Opinión La Tercera, 14/3/2010

Nuevo gobierno y expectativas

Harald Beyer |

En 2009, en plena campaña presidencial y a pesar de la crisis económica, las expectativas económicas de la población exhibieron un importante aumento, al grado que hacia fines de año se situaban en niveles comparables a los que existieron en las postrimerías del gobierno de Aylwin y que no se habían vuelto a repetir (se usan fuentes comparables como la encuesta CEP).

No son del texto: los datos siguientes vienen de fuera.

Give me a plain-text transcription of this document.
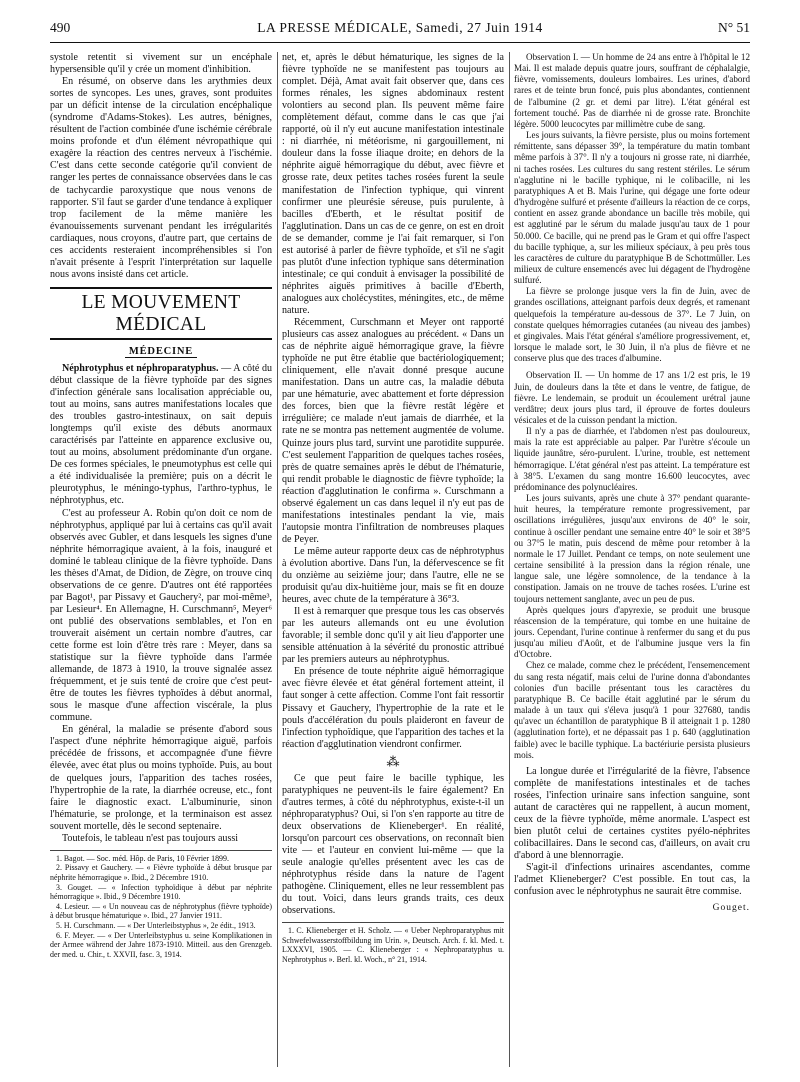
490	LA PRESSE MÉDICALE, Samedi, 27 Juin 1914	N° 51

systole retentit si vivement sur un encéphale hypersensible qu'il y crée un moment d'inhibition.

En résumé, on observe dans les arythmies deux sortes de syncopes. Les unes, graves, sont produites par un déficit intense de la circulation encéphalique (syndrome d'Adams-Stokes). Les autres, bénignes, résultent de l'action combinée d'une ischémie cérébrale moins profonde et d'un élément névropathique qui exagère la réaction des centres nerveux à l'ischémie. C'est dans cette seconde catégorie qu'il convient de ranger les pertes de connaissance observées dans le cas de tachycardie paroxystique que nous venons de rapporter. S'il faut se garder d'une tendance à expliquer trop facilement de la même manière les évanouissements survenant pendant les irrégularités cardiaques, nous croyons, d'autre part, que certains de ces accidents resteraient incompréhensibles si l'on n'avait présente à l'esprit l'interprétation sur laquelle nous avons insisté dans cet article.

LE MOUVEMENT MÉDICAL
MÉDECINE

Néphrotyphus et néphroparatyphus. — A côté du début classique de la fièvre typhoïde par des signes d'infection générale sans localisation appréciable ou, tout au moins, sans autres manifestations locales que des troubles gastro-intestinaux, on sait depuis longtemps qu'il existe des débuts anormaux caractérisés par l'atteinte en apparence exclusive ou, tout au moins, absolument prédominante d'un organe. De ces formes spéciales, le pneumotyphus est celle qui a été individualisée la première; puis on a décrit le pleurotyphus, le méningo-typhus, l'arthro-typhus, le néphrotyphus, etc.

C'est au professeur A. Robin qu'on doit ce nom de néphrotyphus, appliqué par lui à certains cas qu'il avait observés avec Gubler, et dans lesquels les signes d'une néphrite hémorragique avaient, à la fois, inauguré et dominé le tableau clinique de la fièvre typhoïde. Dans les thèses d'Amat, de Didion, de Zègre, on trouve cinq observations de ce genre. D'autres ont été rapportées par Bagot¹, par Pissavy et Gauchery², par moi-même³, par Lesieur⁴. En Allemagne, H. Curschmann⁵, Meyer⁶ ont publié des observations semblables, et l'on en trouverait aisément un certain nombre d'autres, car cette forme est loin d'être très rare : Meyer, dans sa statistique sur la fièvre typhoïde dans l'armée allemande, de 1873 à 1910, la trouve signalée assez fréquemment, et je suis tenté de croire que c'est peut-être de toutes les fièvres typhoïdes à début anormal, sous le masque d'une affection viscérale, la plus commune.

En général, la maladie se présente d'abord sous l'aspect d'une néphrite hémorragique aiguë, parfois précédée de frissons, et accompagnée d'une fièvre élevée, avec état plus ou moins typhoïde. Puis, au bout de quelques jours, l'apparition des taches rosées, l'hypertrophie de la rate, la diarrhée ocreuse, etc., font faire le diagnostic exact. L'albuminurie, sinon l'hématurie, se prolonge, et la terminaison est assez souvent mortelle, dès le second septenaire.

Toutefois, le tableau n'est pas toujours aussi

1. Bagot. — Soc. méd. Hôp. de Paris, 10 Février 1899.

2. Pissavy et Gauchery. — « Fièvre typhoïde à début brusque par néphrite hémorragique ». Ibid., 2 Décembre 1910.

3. Gouget. — « Infection typhoïdique à début par néphrite hémorragique ». Ibid., 9 Décembre 1910.

4. Lesieur. — « Un nouveau cas de néphrotyphus (fièvre typhoïde) à début brusque hématurique ». Ibid., 27 Janvier 1911.

5. H. Curschmann. — « Der Unterleibstyphus », 2e édit., 1913.

6. F. Meyer. — « Der Unterleibstyphus u. seine Komplikationen in der Armee während der Jahre 1873-1910. Mitteil. aus den Grenzgeb. der med. u. Chir., t. XXVII, fasc. 3, 1914.

net, et, après le début hématurique, les signes de la fièvre typhoïde ne se manifestent pas toujours au complet. Déjà, Amat avait fait observer que, dans ces formes rénales, les signes abdominaux restent volontiers au second plan. Ils peuvent même faire complètement défaut, comme dans le cas que j'ai rapporté, où il n'y eut aucune manifestation intestinale : ni diarrhée, ni météorisme, ni gargouillement, ni douleur dans la fosse iliaque droite; en dehors de la néphrite aiguë hémorragique du début, avec fièvre et grosse rate, deux petites taches rosées furent la seule manifestation de l'infection typhique, qui vinrent confirmer une pleurésie séreuse, puis purulente, à bacilles d'Eberth, et le résultat positif de l'agglutination. Dans un cas de ce genre, on est en droit de se demander, comme je l'ai fait remarquer, si l'on est autorisé à parler de fièvre typhoïde, et s'il ne s'agit pas plutôt d'une infection typhique sans détermination intestinale; ce qui conduit à envisager la possibilité de néphrites aiguës primitives à bacille d'Eberth, analogues aux cholécystites, méningites, etc., de même nature.

Récemment, Curschmann et Meyer ont rapporté plusieurs cas assez analogues au précédent. « Dans un cas de néphrite aiguë hémorragique grave, la fièvre typhoïde ne put être établie que bactériologiquement; cliniquement, elle n'avait donné presque aucune manifestation. Dans un autre cas, la maladie débuta par une hématurie, avec abattement et forte dépression des forces, bien que la fièvre restât légère et irrégulière; ce malade n'eut jamais de diarrhée, et la rate ne se montra pas nettement augmentée de volume. Quinze jours plus tard, survint une parotidite suppurée. C'est seulement l'apparition de quelques taches rosées, près de quatre semaines après le début de l'hématurie, qui rendit probable le diagnostic de fièvre typhoïde; la réaction d'agglutination le confirma ». Curschmann a observé également un cas dans lequel il n'y eut pas de manifestations intestinales pendant la vie, mais l'autopsie montra l'infiltration de nombreuses plaques de Peyer.

Le même auteur rapporte deux cas de néphrotyphus à évolution abortive. Dans l'un, la défervescence se fit du onzième au seizième jour; dans l'autre, elle ne se produisit qu'au dix-huitième jour, mais se fit en douze heures, avec chute de la température à 36°3.

Il est à remarquer que presque tous les cas observés par les auteurs allemands ont eu une évolution favorable; il semble donc qu'il y ait lieu d'apporter une sensible atténuation à la sévérité du pronostic attribué par les premiers auteurs au néphrotyphus.

En présence de toute néphrite aiguë hémorragique avec fièvre élevée et état général fortement atteint, il faut songer à cette affection. Comme l'ont fait ressortir Pissavy et Gauchery, l'hypertrophie de la rate et le pouls d'accélération du pouls plaideront en faveur de l'infection typhoïdique, que l'apparition des taches et la réaction d'agglutination viendront confirmer.

⁂

Ce que peut faire le bacille typhique, les paratyphiques ne peuvent-ils le faire également? En d'autres termes, à côté du néphrotyphus, existe-t-il un néphroparatyphus? Oui, si l'on s'en rapporte au titre de deux observations de Klieneberger¹. En réalité, lorsqu'on parcourt ces observations, on reconnaît bien vite — et l'auteur en convient lui-même — que la seule analogie qu'elles présentent avec les cas de néphrotyphus réside dans la nature de l'agent pathogène. Cliniquement, elles ne leur ressemblent pas du tout. Voici, dans leurs grands traits, ces deux observations.

1. C. Klieneberger et H. Scholz. — « Ueber Nephroparatyphus mit Schwefelwasserstoffbildung im Urin. », Deutsch. Arch. f. kl. Med. t. LXXXVI, 1905. — C. Klieneberger : « Nephroparatyphus u. Nephrotyphus ». Berl. kl. Woch., n° 21, 1914.

Observation I. — Un homme de 24 ans entre à l'hôpital le 12 Mai. Il est malade depuis quatre jours, souffrant de céphalalgie, fièvre, vomissements, douleurs lombaires. Les urines, d'abord rares et de teinte brun foncé, puis plus abondantes, contiennent de l'albumine (2 gr. et demi par litre). L'état général est fortement touché. Pas de diarrhée ni de grosse rate. Bronchite légère. 5000 leucocytes par millimètre cube de sang.

Les jours suivants, la fièvre persiste, plus ou moins fortement rémittente, sans dépasser 39°, la température du matin tombant même parfois à 37°. Il n'y a toujours ni grosse rate, ni diarrhée, ni taches rosées. Les cultures du sang restent stériles. Le sérum n'agglutine ni le bacille typhique, ni le colibacille, ni les paratyphiques A et B. Mais l'urine, qui dégage une forte odeur d'hydrogène sulfuré et présente d'ailleurs la réaction de ce corps, contient en assez grande abondance un bacille très mobile, qui est agglutiné par le sérum du malade jusqu'au taux de 1 pour 50.000. Ce bacille, qui ne prend pas le Gram et qui offre l'aspect du bacille typhique, a, sur les milieux spéciaux, à peu près tous les caractères de culture du paratyphique B de Schottmüller. Les milieux de culture ensemencés avec lui dégagent de l'hydrogène sulfuré.

La fièvre se prolonge jusque vers la fin de Juin, avec de grandes oscillations, atteignant parfois deux degrés, et ramenant quelquefois la température au-dessous de 37°. Le 7 Juin, on constate quelques hémorragies cutanées (au niveau des jambes) et gingivales. Mais l'état général s'améliore progressivement, et, lorsque le malade sort, le 30 Juin, il n'a plus de fièvre et ne conserve plus que des traces d'albumine.

Observation II. — Un homme de 17 ans 1/2 est pris, le 19 Juin, de douleurs dans la tête et dans le ventre, de fatigue, de fièvre. Le lendemain, se produit un écoulement urétral jaune verdâtre; deux jours plus tard, il éprouve de fortes douleurs vésicales et de la cuisson pendant la miction.

Il n'y a pas de diarrhée, et l'abdomen n'est pas douloureux, mais la rate est appréciable au palper. Par l'urètre s'écoule un liquide jaunâtre, séro-purulent. L'urine, trouble, est nettement hémorragique. L'état général n'est pas atteint. La température est à 38°5. L'examen du sang montre 16.600 leucocytes, avec prédominance des polynucléaires.

Les jours suivants, après une chute à 37° pendant quarante-huit heures, la température remonte progressivement, par oscillations irrégulières, jusqu'aux environs de 40° le soir, continue à osciller pendant une semaine entre 40° le soir et 38°5 ou 37°5 le matin, puis descend de même pour retomber à la normale le 17 Juillet. Pendant ce temps, on note seulement une certaine sensibilité à la pression dans la région rénale, une langue sale, une légère somnolence, de la tendance à la constipation. Jamais on ne trouve de taches rosées. L'urine est toujours nettement sanglante, avec un peu de pus.

Après quelques jours d'apyrexie, se produit une brusque réascension de la température, qui tombe en une huitaine de jours. Cependant, l'urine continue à renfermer du sang et du pus jusqu'au milieu d'Août, et de l'albumine jusque vers la fin d'Octobre.

Chez ce malade, comme chez le précédent, l'ensemencement du sang resta négatif, mais celui de l'urine donna d'abondantes colonies d'un bacille présentant tous les caractères du paratyphique B. Ce bacille était agglutiné par le sérum du malade à un taux qui s'éleva jusqu'à 1 pour 327680, tandis qu'avec un échantillon de paratyphique B il atteignait 1 p. 1280 (agglutination forte), et ne dépassait pas 1 p. 640 (agglutination faible) avec le bacille typhique. La bactériurie persista plusieurs mois.

La longue durée et l'irrégularité de la fièvre, l'absence complète de manifestations intestinales et de taches rosées, l'infection urinaire sans infection sanguine, sont autant de caractères qui ne rappellent, à aucun moment, ceux de la fièvre typhoïde, même anormale. L'aspect est bien plutôt celui de certaines cystites pyélo-néphrites colibacillaires. Dans le second cas, d'ailleurs, on avait cru d'abord à une blennorragie.

S'agit-il d'infections urinaires ascendantes, comme l'admet Klieneberger? C'est possible. En tout cas, la confusion avec le néphrotyphus ne saurait être commise.

Gouget.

El sismo del pasado 27 de febrero seguramente moderó en algo las expectativas, pero no del todo, y más bien parece haberlas reenfocado. Un cóctel que mezcla el espíritu de unidad que sigue a una catástrofe, la incipiente recuperación de la economía mundial, las promesas de campaña, la sólida posición fiscal chilena, la pérdida de relevancia -transitoria, hay que decirlo- de la nueva oposición y la siempre bien recibida puesta en escena de un nuevo gobierno, mantiene en alto las expectativas de la ciudadanía.

Como el éxito de un gobierno está muy asociado a la posibilidad de satisfacer esas expectativas o de su capacidad de ajustarlas a lo que es posible, la tarea de la nueva administración no será fácil. Si la brecha entre lo que se espera y lo que se hace es muy grande, la popularidad del Presidente se verá irremediablemente dañada. Antes del último sábado de febrero los nuevos equipos estaban trabajando para comenzar a cerrar esa brecha. Sin embargo, ahora parece lejano el momento en que Sebastián Piñera advertía sobre el importante déficit fiscal de 2009.

Mucho se ha dicho que el terremoto representa una oportunidad para dotar de una épica y un relato a un gobernante que durante la campaña no logró elaborarlos. Pero también es un riesgo. La nueva forma de gobernar debe notarse ahora con más intensidad. No será fácil. No sólo por las dificultades que la gestión del Estado significa para una coalición y equipo humano sin experiencia real de gobierno, sino también por la impaciencia propia de las personas que han sido afectadas por la catástrofe y que esperan soluciones efectivas en tiempos razonables.

El Presidente Piñera parece tenerlo más que claro y en sus primeras horas de mandato ha desplegado una agenda intensa que sólo rendirá frutos si más temprano que tarde se traduce en acciones concretas y visibles. La rápida aprobación y entrega del "bono marzo" será una primera prueba que el gobierno deberá rendir. Pero no la única. Los lugares más afectados deben recuperar gradualmente un nivel razonable de normalidad en sus actividades. Ello supone, entre otros desafíos, asegurar que los estudiantes vuelvan a clases y las personas puedan recibir una atención de salud satisfactoria. Las actividades de reconstrucción tienen que comenzar a hacerse notorias en las próximas semanas. Si ello se logra, el gobierno habrá conseguido un primer objetivo y finalizará sus primeros 100 días con altos grados de apoyo.

Si, en cambio, fracasa en esta empresa, su popularidad se verá afectada y tendrá pocos espacios para concretar aquellas reformas, no siempre populares, que le permitan llevar adelante su agenda que, entre otros aspectos, considera reducir la victimización, elevar el potencial de crecimiento de la economía y crear 200 mil empleos por año, lo que prácticamente implica elevar en un 50% la tasa promedio de expansión de la ocupación en la última década.

El escenario más probable es que el gobierno cumpla bien su primer objetivo. Con ello habrá acumulado un capital político importante para llevar adelante una agenda ambiciosa que le ayudará a cerrar las brechas entre las elevadas expectativas y las posibilidades reales de satisfacerlas.